Il est clair, enfin, qu’une partie des Juifs - parmi ceux qui ne l’ont pas encore fait - va finir par se détacher du projet du sionisme politique. Mais elle ne le fera que lorsque le peuple palestinien aura déterminé de façon significative le cours principal de la lutte contre ce projet. C’est alors seulement que l’attachement de cette partie des Juifs à la terre de Palestine entrera en conflit avec ce que le projet sioniste implique d’oppression du peuple palestinien et qu’il lui faudra choisir. Et tous les premiers indices vont dans ce sens : sans les deux intifadas, pas de refuzniks, pas de « nouveaux historiens israéliens », pas d’associations communes de lutte contre les destructions de maisons, contre les barrages de contrôle militaire, contre le Mur, etc… Mieux : même les concessions dérisoires faites par l’Etat sioniste à Oslo n’auraient pas été possibles.
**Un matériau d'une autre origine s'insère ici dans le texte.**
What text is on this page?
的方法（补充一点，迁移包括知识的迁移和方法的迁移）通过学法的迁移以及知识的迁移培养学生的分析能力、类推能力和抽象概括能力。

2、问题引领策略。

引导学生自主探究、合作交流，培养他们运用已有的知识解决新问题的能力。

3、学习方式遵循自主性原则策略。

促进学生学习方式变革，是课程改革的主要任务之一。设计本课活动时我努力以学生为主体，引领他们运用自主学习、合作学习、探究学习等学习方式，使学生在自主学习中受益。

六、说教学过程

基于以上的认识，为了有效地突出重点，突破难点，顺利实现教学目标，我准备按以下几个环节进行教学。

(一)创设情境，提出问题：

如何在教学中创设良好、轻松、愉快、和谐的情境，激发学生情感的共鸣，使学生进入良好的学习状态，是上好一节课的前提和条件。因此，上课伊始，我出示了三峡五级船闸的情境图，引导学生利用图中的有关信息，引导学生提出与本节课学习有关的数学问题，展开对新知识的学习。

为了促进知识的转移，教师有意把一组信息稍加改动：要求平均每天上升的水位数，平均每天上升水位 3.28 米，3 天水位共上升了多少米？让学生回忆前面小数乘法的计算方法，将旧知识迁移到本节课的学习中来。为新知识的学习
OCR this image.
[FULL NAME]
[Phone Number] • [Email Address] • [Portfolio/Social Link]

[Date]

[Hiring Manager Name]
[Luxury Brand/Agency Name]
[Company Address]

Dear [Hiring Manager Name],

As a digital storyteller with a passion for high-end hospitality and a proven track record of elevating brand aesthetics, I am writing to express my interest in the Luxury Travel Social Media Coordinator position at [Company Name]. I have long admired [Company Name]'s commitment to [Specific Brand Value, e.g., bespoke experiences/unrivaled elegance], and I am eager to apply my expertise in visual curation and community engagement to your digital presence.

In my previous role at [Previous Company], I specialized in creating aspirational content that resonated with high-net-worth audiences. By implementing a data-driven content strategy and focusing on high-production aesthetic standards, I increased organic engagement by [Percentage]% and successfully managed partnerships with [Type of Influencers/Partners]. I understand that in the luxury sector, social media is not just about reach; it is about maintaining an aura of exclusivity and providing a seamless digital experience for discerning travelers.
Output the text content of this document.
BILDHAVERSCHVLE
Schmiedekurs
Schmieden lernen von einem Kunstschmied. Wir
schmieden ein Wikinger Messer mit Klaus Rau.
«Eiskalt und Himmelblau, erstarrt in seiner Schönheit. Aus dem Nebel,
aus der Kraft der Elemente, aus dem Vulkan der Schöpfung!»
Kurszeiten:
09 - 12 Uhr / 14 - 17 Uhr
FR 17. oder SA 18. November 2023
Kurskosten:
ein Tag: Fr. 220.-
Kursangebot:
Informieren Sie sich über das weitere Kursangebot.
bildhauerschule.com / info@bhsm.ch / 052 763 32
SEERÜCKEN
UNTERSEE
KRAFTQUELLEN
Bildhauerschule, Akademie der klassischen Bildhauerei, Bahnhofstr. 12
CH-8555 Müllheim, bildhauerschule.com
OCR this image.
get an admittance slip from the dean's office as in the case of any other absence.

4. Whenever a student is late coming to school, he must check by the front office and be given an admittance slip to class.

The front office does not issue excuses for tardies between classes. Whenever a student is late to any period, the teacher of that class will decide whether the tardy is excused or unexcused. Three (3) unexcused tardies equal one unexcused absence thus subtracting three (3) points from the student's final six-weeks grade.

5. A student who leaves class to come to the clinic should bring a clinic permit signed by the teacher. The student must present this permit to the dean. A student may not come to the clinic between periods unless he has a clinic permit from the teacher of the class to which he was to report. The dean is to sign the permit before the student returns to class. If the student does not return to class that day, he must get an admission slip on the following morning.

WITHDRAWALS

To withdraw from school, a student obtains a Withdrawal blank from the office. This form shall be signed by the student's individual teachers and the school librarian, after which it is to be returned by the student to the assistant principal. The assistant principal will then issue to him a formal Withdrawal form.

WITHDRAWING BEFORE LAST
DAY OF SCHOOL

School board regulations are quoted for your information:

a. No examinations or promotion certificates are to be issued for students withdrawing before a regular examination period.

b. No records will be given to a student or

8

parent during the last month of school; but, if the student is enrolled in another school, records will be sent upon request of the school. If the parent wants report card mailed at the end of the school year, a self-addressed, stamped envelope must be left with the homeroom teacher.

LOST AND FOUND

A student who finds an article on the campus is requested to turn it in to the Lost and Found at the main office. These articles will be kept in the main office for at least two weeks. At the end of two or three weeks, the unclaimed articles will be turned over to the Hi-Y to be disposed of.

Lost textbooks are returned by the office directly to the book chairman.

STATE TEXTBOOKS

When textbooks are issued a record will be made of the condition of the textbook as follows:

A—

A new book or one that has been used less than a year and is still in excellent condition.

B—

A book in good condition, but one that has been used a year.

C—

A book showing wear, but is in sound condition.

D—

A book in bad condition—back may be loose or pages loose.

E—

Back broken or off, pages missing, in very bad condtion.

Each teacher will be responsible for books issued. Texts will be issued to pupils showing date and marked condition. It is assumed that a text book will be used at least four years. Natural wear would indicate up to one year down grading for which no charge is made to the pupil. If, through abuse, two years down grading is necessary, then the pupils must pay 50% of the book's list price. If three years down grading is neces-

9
Les pressions euro-américaines

Le sixième argument consiste à dire que ceux qui pourraient « exercer des pressions sur Israël » [les Etats-Unis et l’Europe principalement] ne sont prêts à le faire que dans le cadre de l’option des deux Etats.

Un : c’est faux, ils ne sont prêts que pour la solution des bantoustans, avec annexion des grands blocs de colonies [3], maintien du contrôle militaire sioniste sur cet « Etat » et prise en charge d’une partie de la répression des Palestiniens par les Palestiniens eux-mêmes. Et c’est tout ! Faire croire le contraire est soit de l’aveuglement, soit de la tromperie à des fins inavouables.

Deux : C’est une erreur très grave de faire dépendre le sort des Palestiniens du bon vouloir précisément des alliés de l’Etat sioniste, qu’ils soient européens ou américains. L’expérience historique montre en effet que, dans sa lutte contre un oppresseur – n’importe lequel - , si l’opprimé choisit comme alliés ceux de son oppresseur, il voue cette lutte à un échec certain.

Trois : les possibles « pressions » des Etats-Unis sont en fait continuellement neutralisées par le poids du lobby sioniste à la veille des élections pour la présidence ou pour le Congrès aux Etats-Unis et, actuellement, par la conjoncture politique au Moyen-Orient. Aucun gouvernement américain, dans le cadre du maintien de l’hégémonie régionale de son pays, ne peut se permettre le luxe de déstabiliser par des « pressions » un allié sûr (L’Etat sioniste), alors qu’il a le Hezbollah au Liban, le Hamas et le Jihad en Palestine, la résistance en Irak, des velléités de puissance régionale en Iran, alors que des régimes alliés (Maroc, Tunisie, Egypte) sont menacés par une situation sociale explosive, alors que d’autres alliés traditionnels (Jordanie, Arabie Saoudite) font face à la montée d’une forte contestation intérieure, alors que la Syrie continue de jouer son propre jeu et que cela pose problème pour ce qui se passe tant en Irak qu’au Liban. Résultat : les possibles « pressions américaines », pour « donner un Etat » digne de ce nom aux Palestiniens, c’est du vent !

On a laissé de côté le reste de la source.